A substituição do motor FIRE pelo FireFly iniciada em 2017, e que já está encaminhada à medida que modelos como o Fiat Cronos já foram lançados sem qualquer versão dotada de algum motor FIRE ou a 2a geração da Strada que consolidou o FireFly tanto em configuração atmosférica quanto turbo, fica bem clara à medida que segmentos como o dos táxis já assimilaram bem esse motor, e a maior utilização de pick-ups compactas em aplicações profissionais também o alçaram rapidamente a uma popularidade no Brasil. A configuração de duas válvulas por cilindro ter permanecido nas versões atmosféricas é no mínimo curiosa, enquanto versões turbo tem 4 válvulas por cilindro e o acionamento das válvulas de admissão por um sistema eletro-hidráulico que permitiria até eliminar a borboleta de aceleração como ocorria em motores Diesel mais antigos, além de já ser usada a injeção direta em modelos turbo. É natural que a injeção direta seja vista como um empecilho às conversões ao gás natural que uma parte dos operadores estritamente profissionais e também alguns generalistas apreciam, de modo que ainda priorizassem as versões atmosféricas que permanecem com injeção sequencial convencional.

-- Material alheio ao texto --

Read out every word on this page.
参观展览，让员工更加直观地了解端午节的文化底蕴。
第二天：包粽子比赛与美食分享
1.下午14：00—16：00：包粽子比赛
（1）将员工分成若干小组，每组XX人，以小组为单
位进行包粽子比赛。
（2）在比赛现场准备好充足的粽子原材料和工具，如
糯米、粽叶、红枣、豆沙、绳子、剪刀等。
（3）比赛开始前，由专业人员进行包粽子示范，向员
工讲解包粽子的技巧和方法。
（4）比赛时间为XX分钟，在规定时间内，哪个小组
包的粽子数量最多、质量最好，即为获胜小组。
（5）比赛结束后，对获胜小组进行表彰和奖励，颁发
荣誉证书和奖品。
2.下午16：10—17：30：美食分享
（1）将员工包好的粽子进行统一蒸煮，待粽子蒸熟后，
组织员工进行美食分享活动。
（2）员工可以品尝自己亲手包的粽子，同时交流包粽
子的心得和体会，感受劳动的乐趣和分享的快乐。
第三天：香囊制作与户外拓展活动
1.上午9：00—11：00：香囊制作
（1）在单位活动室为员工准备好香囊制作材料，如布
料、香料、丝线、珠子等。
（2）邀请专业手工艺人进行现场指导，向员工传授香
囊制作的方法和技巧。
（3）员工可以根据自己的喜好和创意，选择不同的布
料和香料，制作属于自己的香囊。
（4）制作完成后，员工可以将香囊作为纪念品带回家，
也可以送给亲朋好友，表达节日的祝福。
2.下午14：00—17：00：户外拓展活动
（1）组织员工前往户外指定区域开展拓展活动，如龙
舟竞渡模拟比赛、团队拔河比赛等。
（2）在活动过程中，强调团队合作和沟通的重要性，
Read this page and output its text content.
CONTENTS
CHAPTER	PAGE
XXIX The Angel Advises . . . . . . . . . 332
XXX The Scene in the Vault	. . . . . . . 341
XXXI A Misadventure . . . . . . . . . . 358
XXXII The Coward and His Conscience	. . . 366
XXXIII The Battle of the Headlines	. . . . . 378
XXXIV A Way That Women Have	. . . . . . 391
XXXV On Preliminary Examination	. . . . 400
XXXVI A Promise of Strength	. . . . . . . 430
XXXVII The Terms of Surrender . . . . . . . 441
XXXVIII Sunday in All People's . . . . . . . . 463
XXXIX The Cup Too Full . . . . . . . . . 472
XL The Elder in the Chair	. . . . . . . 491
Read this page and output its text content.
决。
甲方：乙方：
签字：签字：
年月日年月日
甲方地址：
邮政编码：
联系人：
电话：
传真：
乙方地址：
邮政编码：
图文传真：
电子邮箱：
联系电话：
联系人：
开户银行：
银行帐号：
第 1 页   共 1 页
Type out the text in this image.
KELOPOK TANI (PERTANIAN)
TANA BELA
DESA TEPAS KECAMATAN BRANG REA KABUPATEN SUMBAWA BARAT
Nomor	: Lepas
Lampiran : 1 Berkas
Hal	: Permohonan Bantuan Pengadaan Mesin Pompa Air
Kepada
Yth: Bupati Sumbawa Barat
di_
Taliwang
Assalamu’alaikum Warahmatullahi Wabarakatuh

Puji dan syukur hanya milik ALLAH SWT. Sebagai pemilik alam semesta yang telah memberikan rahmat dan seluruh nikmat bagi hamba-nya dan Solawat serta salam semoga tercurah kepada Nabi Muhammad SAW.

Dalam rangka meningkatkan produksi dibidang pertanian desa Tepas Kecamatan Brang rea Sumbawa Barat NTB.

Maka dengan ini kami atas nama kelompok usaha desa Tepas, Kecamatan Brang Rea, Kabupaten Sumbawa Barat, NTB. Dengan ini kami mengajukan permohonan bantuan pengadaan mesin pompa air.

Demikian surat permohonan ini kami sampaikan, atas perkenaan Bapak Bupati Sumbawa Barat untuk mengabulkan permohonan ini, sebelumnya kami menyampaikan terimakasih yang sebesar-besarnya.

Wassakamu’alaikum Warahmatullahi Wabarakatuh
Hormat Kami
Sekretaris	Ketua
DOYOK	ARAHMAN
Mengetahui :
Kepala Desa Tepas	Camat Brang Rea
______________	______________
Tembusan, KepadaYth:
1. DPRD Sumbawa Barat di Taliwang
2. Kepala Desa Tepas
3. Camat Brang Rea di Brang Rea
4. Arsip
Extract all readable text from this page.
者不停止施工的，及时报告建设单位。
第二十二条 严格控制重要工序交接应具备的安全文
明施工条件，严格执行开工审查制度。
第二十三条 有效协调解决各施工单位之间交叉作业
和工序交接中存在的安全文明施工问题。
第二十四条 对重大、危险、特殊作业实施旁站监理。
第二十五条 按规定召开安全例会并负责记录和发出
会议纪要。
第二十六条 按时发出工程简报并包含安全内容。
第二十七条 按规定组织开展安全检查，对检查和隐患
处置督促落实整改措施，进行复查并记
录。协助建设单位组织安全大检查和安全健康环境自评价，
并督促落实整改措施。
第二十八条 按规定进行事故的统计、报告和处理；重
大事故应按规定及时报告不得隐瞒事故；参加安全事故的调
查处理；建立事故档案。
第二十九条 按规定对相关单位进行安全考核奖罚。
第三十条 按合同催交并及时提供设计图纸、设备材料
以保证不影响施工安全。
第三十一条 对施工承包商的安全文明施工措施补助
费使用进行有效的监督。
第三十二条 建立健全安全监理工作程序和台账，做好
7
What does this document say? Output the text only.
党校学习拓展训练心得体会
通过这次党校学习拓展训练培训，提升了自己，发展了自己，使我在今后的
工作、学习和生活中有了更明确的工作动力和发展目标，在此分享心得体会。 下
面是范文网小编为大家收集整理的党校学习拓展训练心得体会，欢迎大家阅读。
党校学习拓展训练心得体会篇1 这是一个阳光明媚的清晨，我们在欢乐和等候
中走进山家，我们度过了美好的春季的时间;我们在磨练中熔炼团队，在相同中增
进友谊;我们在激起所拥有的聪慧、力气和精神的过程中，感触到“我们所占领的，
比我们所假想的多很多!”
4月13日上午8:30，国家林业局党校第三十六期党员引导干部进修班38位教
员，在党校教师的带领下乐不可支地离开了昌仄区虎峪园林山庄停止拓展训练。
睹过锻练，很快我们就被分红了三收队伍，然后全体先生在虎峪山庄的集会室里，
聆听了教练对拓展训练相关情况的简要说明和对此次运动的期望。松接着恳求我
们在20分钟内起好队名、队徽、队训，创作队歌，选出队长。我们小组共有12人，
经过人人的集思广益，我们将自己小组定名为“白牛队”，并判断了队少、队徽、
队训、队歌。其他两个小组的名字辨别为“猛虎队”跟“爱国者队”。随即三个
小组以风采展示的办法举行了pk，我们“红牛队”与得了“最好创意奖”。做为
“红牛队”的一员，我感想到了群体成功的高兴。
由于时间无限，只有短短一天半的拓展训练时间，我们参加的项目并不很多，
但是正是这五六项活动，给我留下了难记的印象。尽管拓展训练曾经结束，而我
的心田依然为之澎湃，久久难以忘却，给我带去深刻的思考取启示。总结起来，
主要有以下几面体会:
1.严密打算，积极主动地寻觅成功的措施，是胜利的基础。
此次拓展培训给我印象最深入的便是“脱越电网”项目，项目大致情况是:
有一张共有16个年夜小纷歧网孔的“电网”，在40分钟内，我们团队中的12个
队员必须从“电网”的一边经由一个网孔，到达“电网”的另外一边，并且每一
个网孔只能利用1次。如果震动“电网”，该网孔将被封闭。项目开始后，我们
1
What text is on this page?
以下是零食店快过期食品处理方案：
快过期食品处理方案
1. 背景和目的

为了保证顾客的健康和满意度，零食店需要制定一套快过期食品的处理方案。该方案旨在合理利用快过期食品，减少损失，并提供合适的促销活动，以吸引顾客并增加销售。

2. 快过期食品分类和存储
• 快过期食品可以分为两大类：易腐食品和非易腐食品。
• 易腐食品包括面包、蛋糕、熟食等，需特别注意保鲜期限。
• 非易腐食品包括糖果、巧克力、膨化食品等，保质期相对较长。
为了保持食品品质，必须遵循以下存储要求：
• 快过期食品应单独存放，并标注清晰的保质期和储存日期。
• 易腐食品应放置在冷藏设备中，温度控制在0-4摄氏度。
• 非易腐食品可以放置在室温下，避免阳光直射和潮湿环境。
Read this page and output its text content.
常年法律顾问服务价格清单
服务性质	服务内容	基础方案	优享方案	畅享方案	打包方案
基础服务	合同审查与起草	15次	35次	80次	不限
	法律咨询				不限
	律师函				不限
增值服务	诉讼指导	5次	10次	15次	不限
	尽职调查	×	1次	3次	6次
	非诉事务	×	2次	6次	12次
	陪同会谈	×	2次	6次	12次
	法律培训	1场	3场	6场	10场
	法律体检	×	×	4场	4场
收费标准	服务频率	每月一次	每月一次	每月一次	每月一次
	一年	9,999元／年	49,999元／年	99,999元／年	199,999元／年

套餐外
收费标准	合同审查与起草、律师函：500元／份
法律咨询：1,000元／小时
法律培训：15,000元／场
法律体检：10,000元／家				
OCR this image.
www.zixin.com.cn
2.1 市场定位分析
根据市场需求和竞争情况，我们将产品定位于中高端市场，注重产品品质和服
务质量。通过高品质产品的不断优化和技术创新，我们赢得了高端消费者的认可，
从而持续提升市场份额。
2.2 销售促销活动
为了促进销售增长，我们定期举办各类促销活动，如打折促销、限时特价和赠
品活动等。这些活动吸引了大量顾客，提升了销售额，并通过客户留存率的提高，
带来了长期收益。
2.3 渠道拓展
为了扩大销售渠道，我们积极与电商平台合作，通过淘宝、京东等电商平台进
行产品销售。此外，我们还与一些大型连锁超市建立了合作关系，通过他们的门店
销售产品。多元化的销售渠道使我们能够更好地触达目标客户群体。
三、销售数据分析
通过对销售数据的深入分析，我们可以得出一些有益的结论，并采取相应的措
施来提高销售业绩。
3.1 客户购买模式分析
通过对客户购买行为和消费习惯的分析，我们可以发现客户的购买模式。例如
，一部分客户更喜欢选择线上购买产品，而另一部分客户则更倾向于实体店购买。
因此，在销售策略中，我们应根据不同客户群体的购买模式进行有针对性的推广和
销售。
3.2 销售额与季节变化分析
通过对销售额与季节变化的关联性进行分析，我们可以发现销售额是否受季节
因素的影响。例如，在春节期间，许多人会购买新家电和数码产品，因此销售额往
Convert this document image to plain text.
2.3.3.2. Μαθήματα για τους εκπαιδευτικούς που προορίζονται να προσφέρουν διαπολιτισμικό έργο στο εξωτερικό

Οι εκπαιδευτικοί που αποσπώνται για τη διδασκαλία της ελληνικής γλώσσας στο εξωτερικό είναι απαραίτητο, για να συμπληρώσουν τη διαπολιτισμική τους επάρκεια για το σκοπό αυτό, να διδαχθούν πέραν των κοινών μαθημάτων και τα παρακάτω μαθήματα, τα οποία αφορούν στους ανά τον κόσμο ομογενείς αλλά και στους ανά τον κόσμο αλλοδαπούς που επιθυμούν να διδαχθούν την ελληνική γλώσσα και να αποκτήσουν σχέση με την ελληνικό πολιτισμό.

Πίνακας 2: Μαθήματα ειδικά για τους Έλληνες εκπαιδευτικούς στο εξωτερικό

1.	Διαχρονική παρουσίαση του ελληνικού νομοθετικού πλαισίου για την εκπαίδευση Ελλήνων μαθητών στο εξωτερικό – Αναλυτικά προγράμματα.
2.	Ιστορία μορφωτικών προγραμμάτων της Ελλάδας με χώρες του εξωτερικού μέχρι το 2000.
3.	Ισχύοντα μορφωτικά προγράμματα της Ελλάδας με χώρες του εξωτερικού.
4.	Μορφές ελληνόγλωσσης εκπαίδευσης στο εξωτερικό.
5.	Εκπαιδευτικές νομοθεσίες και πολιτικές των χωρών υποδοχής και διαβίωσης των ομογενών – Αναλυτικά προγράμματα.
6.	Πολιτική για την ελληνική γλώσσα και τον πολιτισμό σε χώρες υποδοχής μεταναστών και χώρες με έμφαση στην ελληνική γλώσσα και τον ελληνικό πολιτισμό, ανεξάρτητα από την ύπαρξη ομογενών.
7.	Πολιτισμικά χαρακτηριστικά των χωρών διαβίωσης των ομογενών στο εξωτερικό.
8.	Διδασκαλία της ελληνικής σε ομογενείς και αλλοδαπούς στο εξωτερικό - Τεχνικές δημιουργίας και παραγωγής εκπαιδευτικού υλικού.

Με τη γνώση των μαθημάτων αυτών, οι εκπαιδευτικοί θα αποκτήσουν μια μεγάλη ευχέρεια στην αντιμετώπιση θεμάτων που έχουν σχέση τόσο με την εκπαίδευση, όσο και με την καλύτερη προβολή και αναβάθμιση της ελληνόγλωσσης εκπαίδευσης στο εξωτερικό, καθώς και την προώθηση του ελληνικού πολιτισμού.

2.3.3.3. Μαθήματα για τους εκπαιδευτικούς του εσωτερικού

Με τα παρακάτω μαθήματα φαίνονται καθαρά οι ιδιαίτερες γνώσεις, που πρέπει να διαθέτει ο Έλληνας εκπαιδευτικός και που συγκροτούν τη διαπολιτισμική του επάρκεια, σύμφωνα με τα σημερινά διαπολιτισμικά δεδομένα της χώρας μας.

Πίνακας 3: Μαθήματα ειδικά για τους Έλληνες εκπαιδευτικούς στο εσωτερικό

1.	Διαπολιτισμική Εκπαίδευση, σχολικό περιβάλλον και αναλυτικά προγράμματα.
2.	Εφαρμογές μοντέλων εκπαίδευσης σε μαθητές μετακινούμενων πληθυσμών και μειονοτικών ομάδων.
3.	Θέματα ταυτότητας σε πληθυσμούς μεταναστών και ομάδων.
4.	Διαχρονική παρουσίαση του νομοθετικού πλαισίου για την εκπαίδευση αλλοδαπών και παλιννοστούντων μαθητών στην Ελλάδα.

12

E se por um lado a concepção mais modesta inicialmente atribuída ao motor FIRE, e que pode ser observada em versões atmosféricas do FireFly, ainda podia ser mais facilmente assimilada por uma parte do público que de outra maneira iria preferir um turbodiesel, a imposição da injeção direta praticamente como uma regra geral tornou-se uma faca de dois gumes em outros modelos como o Jeep Renegade cuja única motorização disponível hoje no Brasil é uma versão turbo do FireFly. Em que pese o motor turbodiesel Pratola Serra antes oferecido no Renegade precisar do sistema SCR se fosse o caso para atender a regulamentações de emissões mais recentes, e tal fator favorecer a percepção de maior simplicidade, já fica mais difícil apontar uma eventual conversão para gás natural como opção devido à injeção direta no FireFly. Enfim, por mais que algumas experiências de sucesso com o motor FIRE e combustíveis alternativos sejam bem conhecidas, hoje fica mais difícil apontar o gás natural como um efetivo substituto ao Diesel.